The Barely Breathing Child


                The child smiles, beaming with pure joy at the sights of the pastel coloured bears that dance atop the white cradle filled with pillows. Reaching out to catch the cause of the child’s stir, the baby falls on to the cushion. Beaming in spite of the falter, the attempt to reach the trinkets continues.
                The cries pierce every corner of the warm cosy house, but the jostle of the marketplace outside gives no notice. The milk did little to satisfy the hunger; the blisters from the rash further irritated, urging a scream for help. Finally, the child’s grandmother came and the ensuing embrace calmed the stubborn cries, cooing it to little sobs.
                Rain seeped into the house. River-water and rain met, flooding the little stories in a small cramped room. The stories that makes the child smile are now drenched in the flood. The lines from which formed and gave image are now smudges of colours, undistinguishable from one another. One by one the stories became nothing more than a mass of soggy paper.
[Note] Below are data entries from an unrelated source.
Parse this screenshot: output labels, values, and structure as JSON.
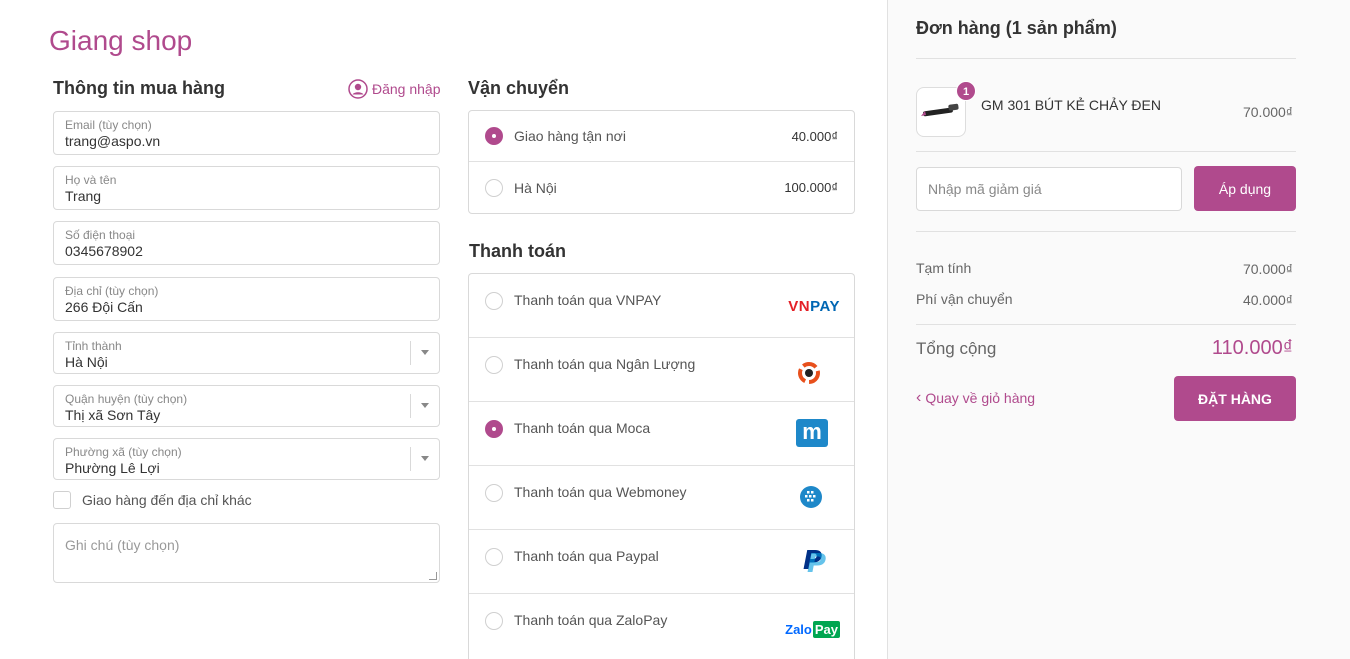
{
  "shop": {
    "title": "Giang shop"
  },
  "buyer": {
    "title": "Thông tin mua hàng",
    "login_label": "Đăng nhập",
    "fields": [
      {
        "label": "Email (tùy chọn)",
        "value": "trang@aspo.vn"
      },
      {
        "label": "Họ và tên",
        "value": "Trang"
      },
      {
        "label": "Số điện thoại",
        "value": "0345678902"
      },
      {
        "label": "Địa chỉ (tùy chọn)",
        "value": "266 Đội Cấn"
      }
    ],
    "selects": [
      {
        "label": "Tỉnh thành",
        "value": "Hà Nội"
      },
      {
        "label": "Quận huyện (tùy chọn)",
        "value": "Thị xã Sơn Tây"
      },
      {
        "label": "Phường xã (tùy chọn)",
        "value": "Phường Lê Lợi"
      }
    ],
    "other_address_label": "Giao hàng đến địa chỉ khác",
    "note_placeholder": "Ghi chú (tùy chọn)"
  },
  "shipping": {
    "title": "Vận chuyển",
    "options": [
      {
        "label": "Giao hàng tận nơi",
        "price": "40.000₫",
        "selected": true
      },
      {
        "label": "Hà Nội",
        "price": "100.000₫",
        "selected": false
      }
    ]
  },
  "payment": {
    "title": "Thanh toán",
    "methods": [
      {
        "label": "Thanh toán qua VNPAY",
        "logo": "vnpay-logo",
        "logo_text": "VNPAY",
        "selected": false
      },
      {
        "label": "Thanh toán qua Ngân Lượng",
        "logo": "nganluong-logo",
        "selected": false
      },
      {
        "label": "Thanh toán qua Moca",
        "logo": "moca-logo",
        "logo_text": "m",
        "selected": true
      },
      {
        "label": "Thanh toán qua Webmoney",
        "logo": "webmoney-logo",
        "selected": false
      },
      {
        "label": "Thanh toán qua Paypal",
        "logo": "paypal-logo",
        "logo_text": "P",
        "selected": false
      },
      {
        "label": "Thanh toán qua ZaloPay",
        "logo": "zalopay-logo",
        "logo_text_1": "Zalo",
        "logo_text_2": "Pay",
        "selected": false
      }
    ]
  },
  "order": {
    "title": "Đơn hàng (1 sản phẩm)",
    "item": {
      "name": "GM 301 BÚT KẺ CHẢY ĐEN",
      "price": "70.000₫",
      "qty": "1"
    },
    "discount_placeholder": "Nhập mã giảm giá",
    "apply_label": "Áp dụng",
    "subtotal_label": "Tạm tính",
    "subtotal_value": "70.000₫",
    "shipping_label": "Phí vận chuyển",
    "shipping_value": "40.000₫",
    "total_label": "Tổng cộng",
    "total_value": "110.000₫",
    "back_label": "Quay về giỏ hàng",
    "order_label": "ĐẶT HÀNG"
  },
  "colors": {
    "accent": "#b04a8d",
    "vnpay_red": "#e41f26",
    "vnpay_blue": "#0066b3",
    "moca_blue": "#1e88c9",
    "paypal_blue": "#003087",
    "zalo_blue": "#0068ff",
    "zalo_green": "#00a651"
  }
}
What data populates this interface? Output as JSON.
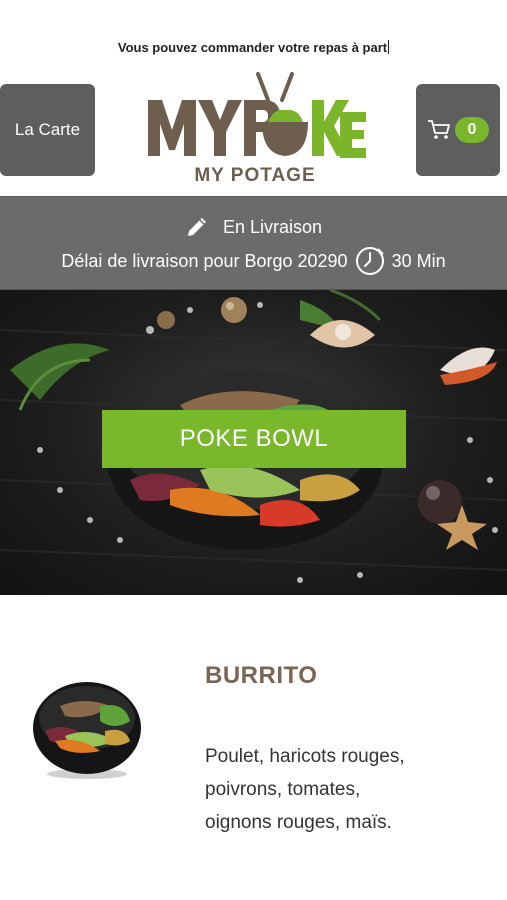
{
  "header": {
    "notice": "Vous pouvez commander votre repas à part",
    "menu_button": "La Carte",
    "cart_count": "0",
    "logo_text": "MYPOKE",
    "logo_sub": "MY POTAGE"
  },
  "delivery": {
    "mode": "En Livraison",
    "delay_text": "Délai de livraison pour Borgo 20290",
    "delay_value": "30 Min"
  },
  "hero": {
    "button_label": "POKE BOWL"
  },
  "product": {
    "title": "BURRITO",
    "description": "Poulet, haricots rouges, poivrons, tomates, oignons rouges, maïs."
  },
  "icons": [
    "cart-icon",
    "pencil-icon",
    "clock-icon"
  ],
  "colors": {
    "accent": "#7ab52a",
    "dark_panel": "#5e5e5e",
    "brown": "#6e5e4e"
  }
}
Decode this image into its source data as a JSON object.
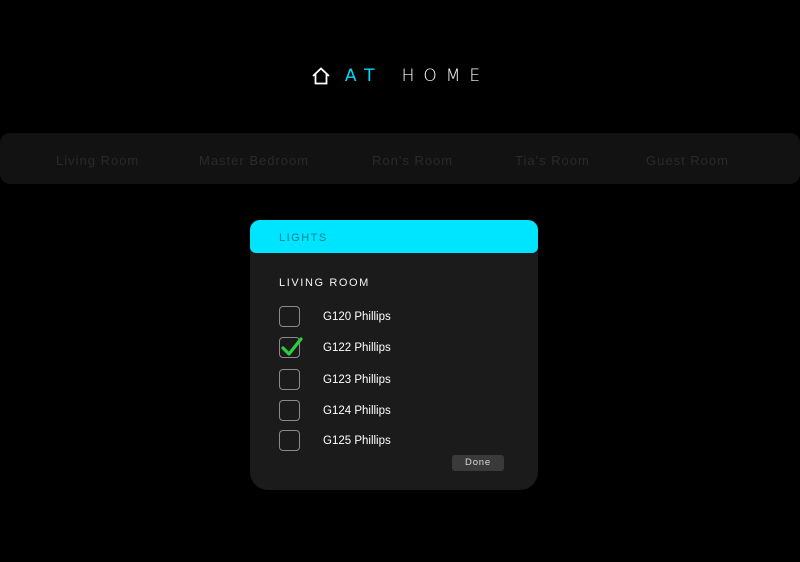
{
  "app": {
    "logo_word1": "AT",
    "logo_word2": "HOME",
    "logo_icon": "home-icon"
  },
  "rooms": [
    {
      "label": "Living Room"
    },
    {
      "label": "Master Bedroom"
    },
    {
      "label": "Ron's Room"
    },
    {
      "label": "Tia's Room"
    },
    {
      "label": "Guest Room"
    }
  ],
  "panel": {
    "header": "LIGHTS",
    "room_title": "LIVING ROOM",
    "lights": [
      {
        "name": "G120 Phillips",
        "checked": false
      },
      {
        "name": "G122 Phillips",
        "checked": true
      },
      {
        "name": "G123 Phillips",
        "checked": false
      },
      {
        "name": "G124 Phillips",
        "checked": false
      },
      {
        "name": "G125 Phillips",
        "checked": false
      }
    ],
    "done_label": "Done"
  },
  "colors": {
    "accent": "#00e5ff",
    "check": "#2ecc40",
    "background": "#000000",
    "panel": "#1b1b1b"
  }
}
                The child awoke in the stark room. Walking silently in the creaking wooden floor, chatter from below the landing can be heard. The child climbed down the wooden stairs with hangings of oriental maidens in promenade. People were gathered in front of the stove cooking and chatting. The child is not allowed to join in the conversations.
                The water tower stood high and unyielding. The child was sketching beneath the shade of a tree, cooled by the steady breeze of the sleepy afternoon. The grass swayed lazily as the child marched towards the tall tower ahead.  The child grasps the rusty handles of the rickety ladder, climbing steadily and nonchalant. Fear, courage and pride swept the child in successive turns yet the child did not know it then. Night came and the stars above the indigo skies glisten as if in salute of the feat while below the chorus of the various chirps and buzzes breathed through the silence.
                  Various palettes of colours in little round cases from sweet melon to glittery pinks are the child’s most kept secret. The child hid those in a green bag with torn straps carefully sewed back together by the loving grandmother. The child brings these little secrets to everywhere the child goes to. The other children found the little secret; they tried to keep it for themselves. The other children rubbed the powdered colours onto their faces. Spume of anger waived and the child shook. The other children dropped, ruined and spoiled the pretty colours; breaking the little cases so it couldn’t be closed any longer. The other children broke the strap of the little green bag.
                The winds were strong lifting debris wherever it goes. The rain harassed the tall grasses in the field beyond. Lightning sashayed from the sky in quick successions. Thunder roared in sonorous unison with the fear it brings into the hearts of those who listens. Outside of the paint-less house the child holds onto the pillars, awaiting the onrush of the powerful gust of wind. The child feels like flying whenever the wind swoops past the child; again and again try as it might the wind cannot move the child whose hold onto the pillar is tight. 
                Rain made drip-drop sounds beyond the window’s screen. The child awakens with the whistle of the child’s own breathing. Chest clenched from an unseen binding and an intense itching from the bites of little critters while in slumber, the child set out from the green-greyish unfamiliar bed.